The statute clearly relieves the host of claims presented by a guest which are founded upon nothing more than ordinary negligence. Therefore, if the evidence above summarized, when given its maximum effect, shows nothing more than ordinary negligence, the attacked judgment cannot be disturbed. Rauch v. Stecklein, 142 Or. 286, 20 P.2d 387.

It is clear that the accident was unintentional. Hence, the clause of the statute which authorizes recovery where the "accident shall have been intentional" must be disregarded. The very fact that the statute makes express provision for the recovery of damages for injuries inflicted intentionally indicates that intention is not an essential ingredient of gross negligence.

Although the record shows that the defendant drank beer in two taverns before he drove his car upon the trip which ended in disaster, the complaint does not allege intoxication and no witness described the defendant as intoxicated. However, even though evidence of intoxication is absent from the record, the testimony showing that the defendant spent the hours immediately *620 preceding the accident in quaffing beer does not lose its import. A stomach copiously laden with the products of the brewmaster's art is ill adapted to the clear head which every driver should have.
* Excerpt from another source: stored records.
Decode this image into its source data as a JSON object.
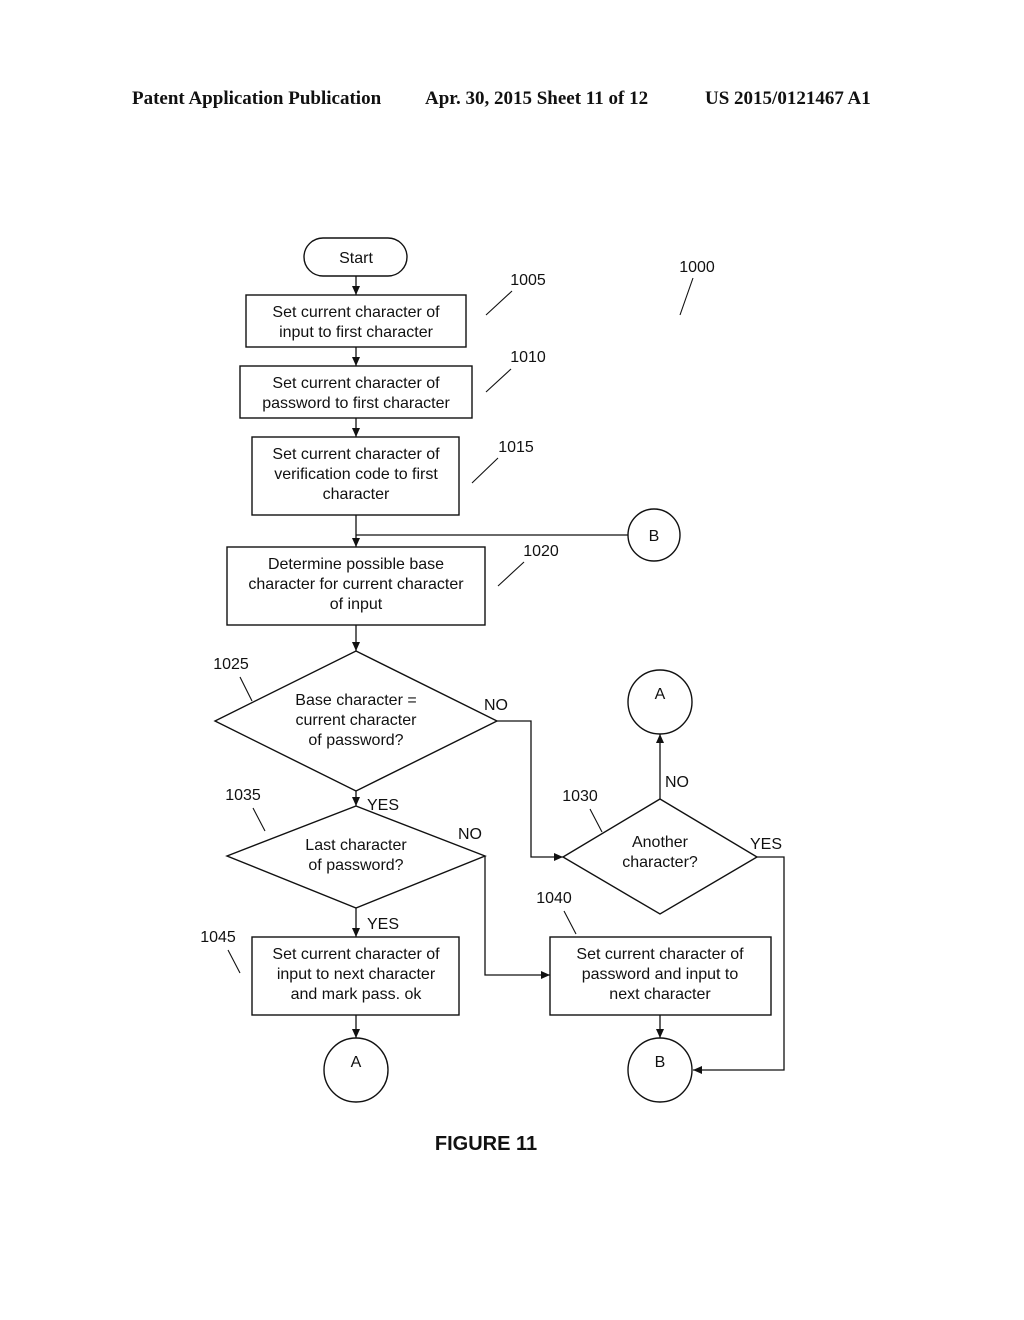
{
  "header": {
    "left": "Patent Application Publication",
    "middle": "Apr. 30, 2015  Sheet 11 of 12",
    "right": "US 2015/0121467 A1"
  },
  "diagram": {
    "figure_ref": "1000",
    "figure_caption": "FIGURE 11",
    "start": "Start",
    "steps": {
      "s1005": {
        "ref": "1005",
        "lines": [
          "Set current character of",
          "input to first character"
        ]
      },
      "s1010": {
        "ref": "1010",
        "lines": [
          "Set current character of",
          "password to first character"
        ]
      },
      "s1015": {
        "ref": "1015",
        "lines": [
          "Set current character of",
          "verification code to first",
          "character"
        ]
      },
      "s1020": {
        "ref": "1020",
        "lines": [
          "Determine possible base",
          "character for current character",
          "of input"
        ]
      },
      "s1025": {
        "ref": "1025",
        "lines": [
          "Base character =",
          "current character",
          "of password?"
        ]
      },
      "s1030": {
        "ref": "1030",
        "lines": [
          "Another",
          "character?"
        ]
      },
      "s1035": {
        "ref": "1035",
        "lines": [
          "Last character",
          "of password?"
        ]
      },
      "s1040": {
        "ref": "1040",
        "lines": [
          "Set current character of",
          "password and input to",
          "next character"
        ]
      },
      "s1045": {
        "ref": "1045",
        "lines": [
          "Set current character of",
          "input to next character",
          "and mark pass. ok"
        ]
      }
    },
    "labels": {
      "d1025_no": "NO",
      "d1025_yes": "YES",
      "d1035_no": "NO",
      "d1035_yes": "YES",
      "d1030_no": "NO",
      "d1030_yes": "YES"
    },
    "connectors": {
      "b_top": "B",
      "a_top": "A",
      "a_bottom": "A",
      "b_bottom": "B"
    }
  }
}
1. We now face the question as to whether or not the facts summarized in the preceding paragraphs, when given their maximum effect, are capable of supporting a finding of gross negligence or of reckless disregard by the defendant of his guests' safety. The question is not whether those facts convince us that the defendant was grossly negligent or exhibited recklessness, but whether or not the motion for an involuntary nonsuit was properly sustained. Since the effect of the evidence was for the jury and not for this court, our sole function is to determine whether the above facts constitute substantial evidence of gross negligence or of recklessness.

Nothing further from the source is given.